XXXI domenica del Tempo Ordinario
Mt 23,1-12
«Tutte le loro opere le fanno per essere ammirati dagli uomini». Non “molte” delle loro opere ma proprio “tutte”.
In un’epoca assillata dal “look”, dall’ “audience” e dai “like” possiamo capire il rischio di deteriorare la vita umana e la sua nobiltà in un allestimento da apprezzamento. Possiamo, come non mai, intender bene come succeda che perfino chi e chiamato a servire il Signore della gloria, degeneri fino a trasformarsi in uno schiavo della gloria insulsa che usa anche le cose più sacre come “app” del proprio ego, entrando così in uno stato drammatico di scissione personale, una sorta di divorzio fra ciò che si professa e ciò che si vive, fra il dire e il fare, un saper parlare di cose sublimi e un non saperle praticare, una condizione assurda come quella di chi descriva entusiasticamente un posto dove non è mai stato, dove non sa andare e neanche mai andrà.
Questa condizione non è né insolita né nuova. Tale emiplegia della vita cristiana è sempre stata una patologia ecclesiale tutt’altro che rara, è una diffusa povertà umana che sgorga dall’illusione di possedere la realtà mediante le parole, le chiacchere, quando il saper parlare delle cose diventa credere di averle sperimentate e magari autorizza addirittura a insegnarle agli altri, un saper bene la teoria come approccio sufficiente alla realtà.
Come può succedere questa cosa? Come può essere trasformata in una cosa tanto brutta e ingannevole quella che invece parte come la chiamata meravigliosa a essere strumenti di Dio e della sua salvezza? Il Signore ci mette sulle tracce del contrario di questa vita assurda con quel “Ma voi…” e parla di una vita da discepoli, da fratelli e, soprattutto, da figli. Questo è un dato importante: chi di noi non deve sentirsi toccato da quel rischio di “dire e non fare”? Chi è privo di questo difetto? Esso è la patologia di ogni matrimonio, il quale si fonda su parole meravigliose dette nel giorno delle nozze, parole poi svilite, dimenticate, non più credute e praticate, così come tale è la patologia di ogni consacrazione, che sgorga da parole sublimi professate un giorno davanti a un vescovo, e poi spesso trascurate, addomesticate, alterate in un tran tran di banalizzazioni e di compromessi, spesso non fatti consapevolmente, ma lasciati accadere.
Per salvarci da questa trasandatezza occorre ritrovare la radice di quella integrità auspicata fra le righe di questo Vangelo, ed essa è nel Padre, che ci rende figli e quindi fratelli, e nel vero Maestro che ci rende discepoli e quindi capaci di apprendere e crescere costantemente.

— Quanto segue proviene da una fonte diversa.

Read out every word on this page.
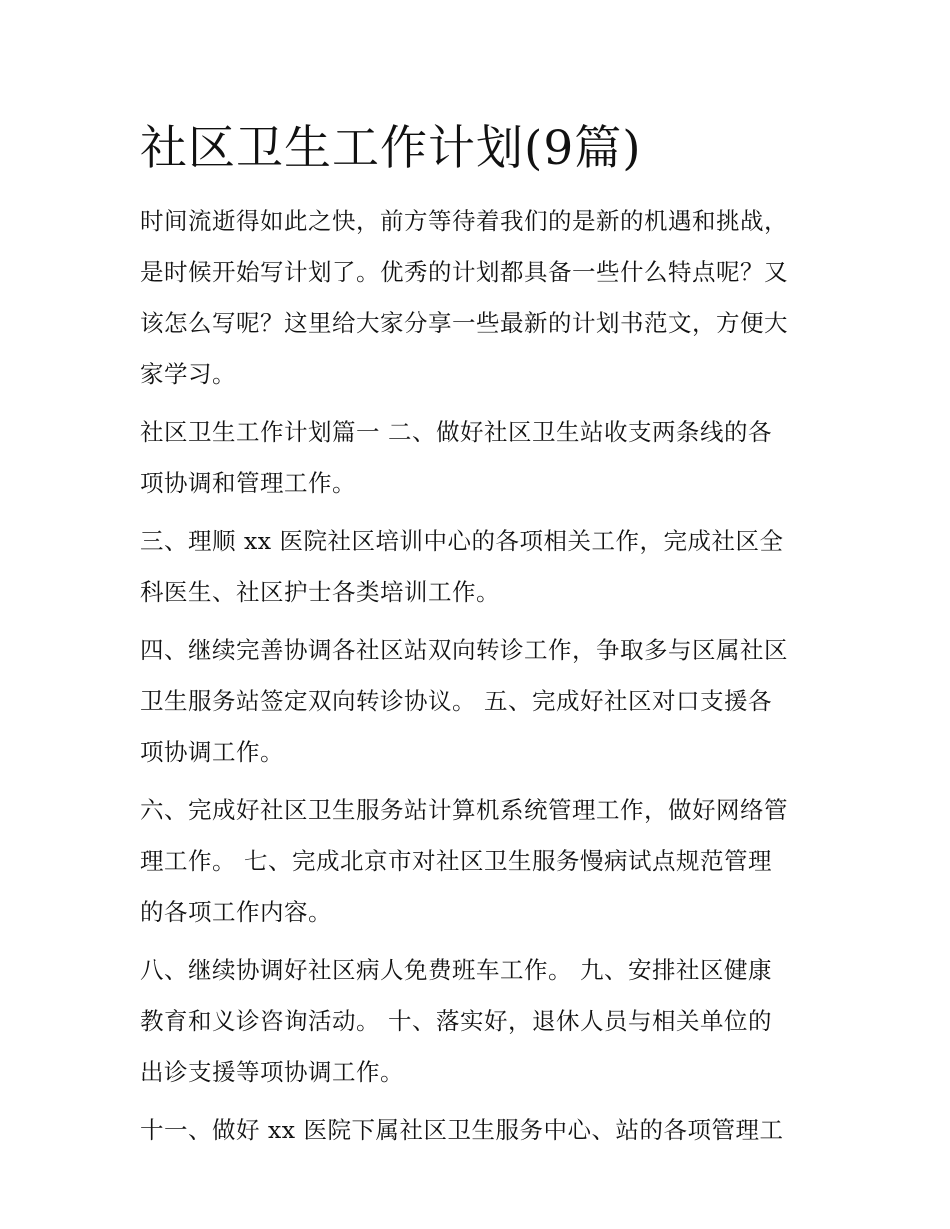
社区卫生工作计划(9篇)

时间流逝得如此之快，前方等待着我们的是新的机遇和挑战，
是时候开始写计划了。优秀的计划都具备一些什么特点呢？又
该怎么写呢？这里给大家分享一些最新的计划书范文，方便大
家学习。

社区卫生工作计划篇一 二、做好社区卫生站收支两条线的各
项协调和管理工作。

三、理顺 xx 医院社区培训中心的各项相关工作，完成社区全
科医生、社区护士各类培训工作。

四、继续完善协调各社区站双向转诊工作，争取多与区属社区
卫生服务站签定双向转诊协议。 五、完成好社区对口支援各
项协调工作。

六、完成好社区卫生服务站计算机系统管理工作，做好网络管
理工作。 七、完成北京市对社区卫生服务慢病试点规范管理
的各项工作内容。

八、继续协调好社区病人免费班车工作。 九、安排社区健康
教育和义诊咨询活动。 十、落实好，退休人员与相关单位的
出诊支援等项协调工作。

十一、做好 xx 医院下属社区卫生服务中心、站的各项管理工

La radice di quella grottesca vita farisaica è risolvere l’enigma sommo della nostra esistenza con il materiale del proprio ego, ossia sopravvivere alla nostra insufficienza tramite i successi e i possessi, facendo del nostro ego il centro di tutto, più per paura che per cattiveria.

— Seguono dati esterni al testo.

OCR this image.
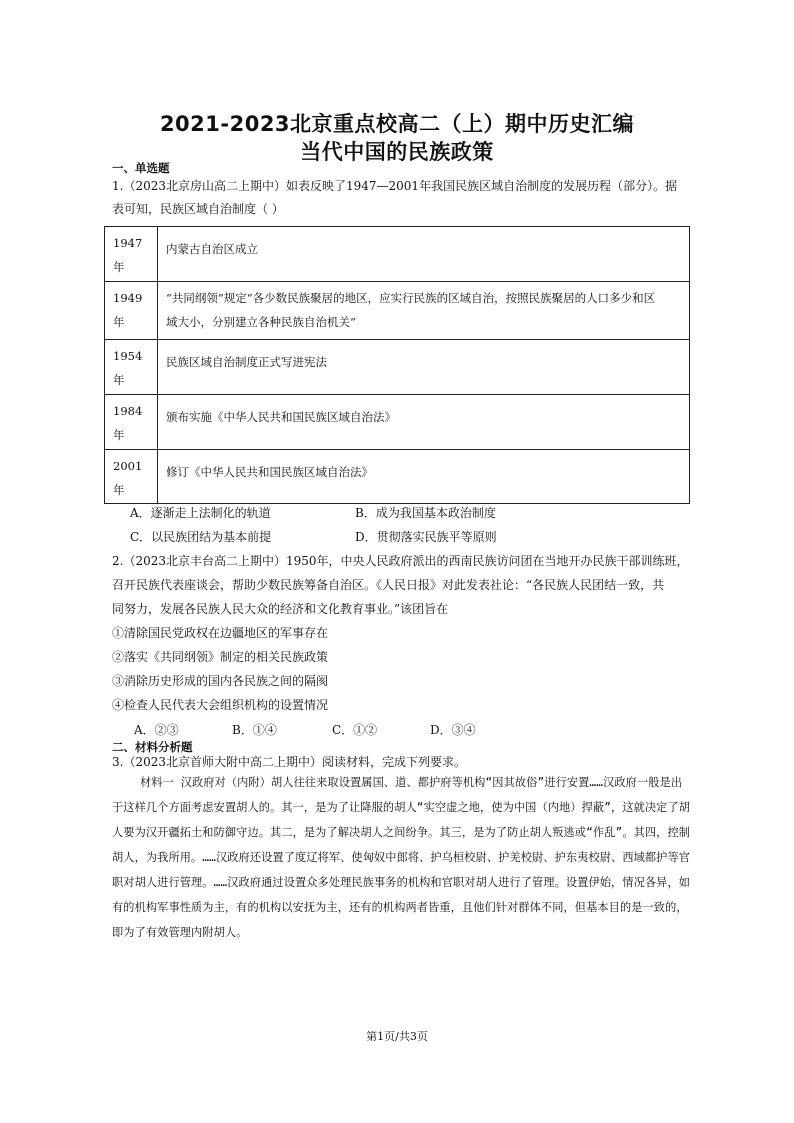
2021-2023北京重点校高二（上）期中历史汇编
当代中国的民族政策
一、单选题
1.（2023北京房山高二上期中）如表反映了1947—2001年我国民族区域自治制度的发展历程（部分）。据
表可知，民族区域自治制度（ ）
1947
年	内蒙古自治区成立
1949
年	“共同纲领”规定“各少数民族聚居的地区，应实行民族的区域自治，按照民族聚居的人口多少和区
域大小，分别建立各种民族自治机关”
1954
年	民族区域自治制度正式写进宪法
1984
年	颁布实施《中华人民共和国民族区域自治法》
2001
年	修订《中华人民共和国民族区域自治法》
A．逐渐走上法制化的轨道	B．成为我国基本政治制度
C．以民族团结为基本前提	D．贯彻落实民族平等原则
2.（2023北京丰台高二上期中）1950年，中央人民政府派出的西南民族访问团在当地开办民族干部训练班，
召开民族代表座谈会，帮助少数民族筹备自治区。《人民日报》对此发表社论：“各民族人民团结一致，共
同努力，发展各民族人民大众的经济和文化教育事业。”该团旨在
①清除国民党政权在边疆地区的军事存在
②落实《共同纲领》制定的相关民族政策
③消除历史形成的国内各民族之间的隔阂
④检查人民代表大会组织机构的设置情况
A．②③	B．①④	C．①②	D．③④
二、材料分析题
3.（2023北京首师大附中高二上期中）阅读材料，完成下列要求。
材料一 汉政府对（内附）胡人往往来取设置属国、道、都护府等机构“因其故俗”进行安置……汉政府一般是出于这样几个方面考虑安置胡人的。其一，是为了让降服的胡人“实空虚之地，使为中国（内地）捍蔽”，这就决定了胡人要为汉开疆拓土和防御守边。其二，是为了解决胡人之间纷争。其三，是为了防止胡人叛逃或“作乱”。其四，控制胡人，为我所用。……汉政府还设置了度辽将军、使匈奴中郎将、护乌桓校尉、护羌校尉、护东夷校尉、西域都护等官职对胡人进行管理。……汉政府通过设置众多处理民族事务的机构和官职对胡人进行了管理。设置伊始，情况各异，如有的机构军事性质为主，有的机构以安抚为主，还有的机构两者皆重，且他们针对群体不同，但基本目的是一致的，即为了有效管理内附胡人。
第1页/共3页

Fintantoché l’uomo, per grazia, non connetta con il Padre celeste la propria identità, allora la cercherà nel mondo, e, finché questa radice non irrorerà il suo essere, dovrà trasformare in competizioni le sue relazioni.
Dovrà essere visto, se non si sentirà custodito e guardato dal Padre; dovrà millantare intelligenza e assolutizzare le sue idee, se non trova l’unico maestro e non si fidi di lui.
Questo testo non fa solo una foto impietosa di tanti di noi, ma dischiude anche la via di uscita da questa miserabile condizione» (ROSINI FABIO, Di Pasqua in Pasqua. Commenti al Vangelo domenicale dell’anno liturgico A, San Paolo, Cinisello Balsamo 2022, pp. 218-220).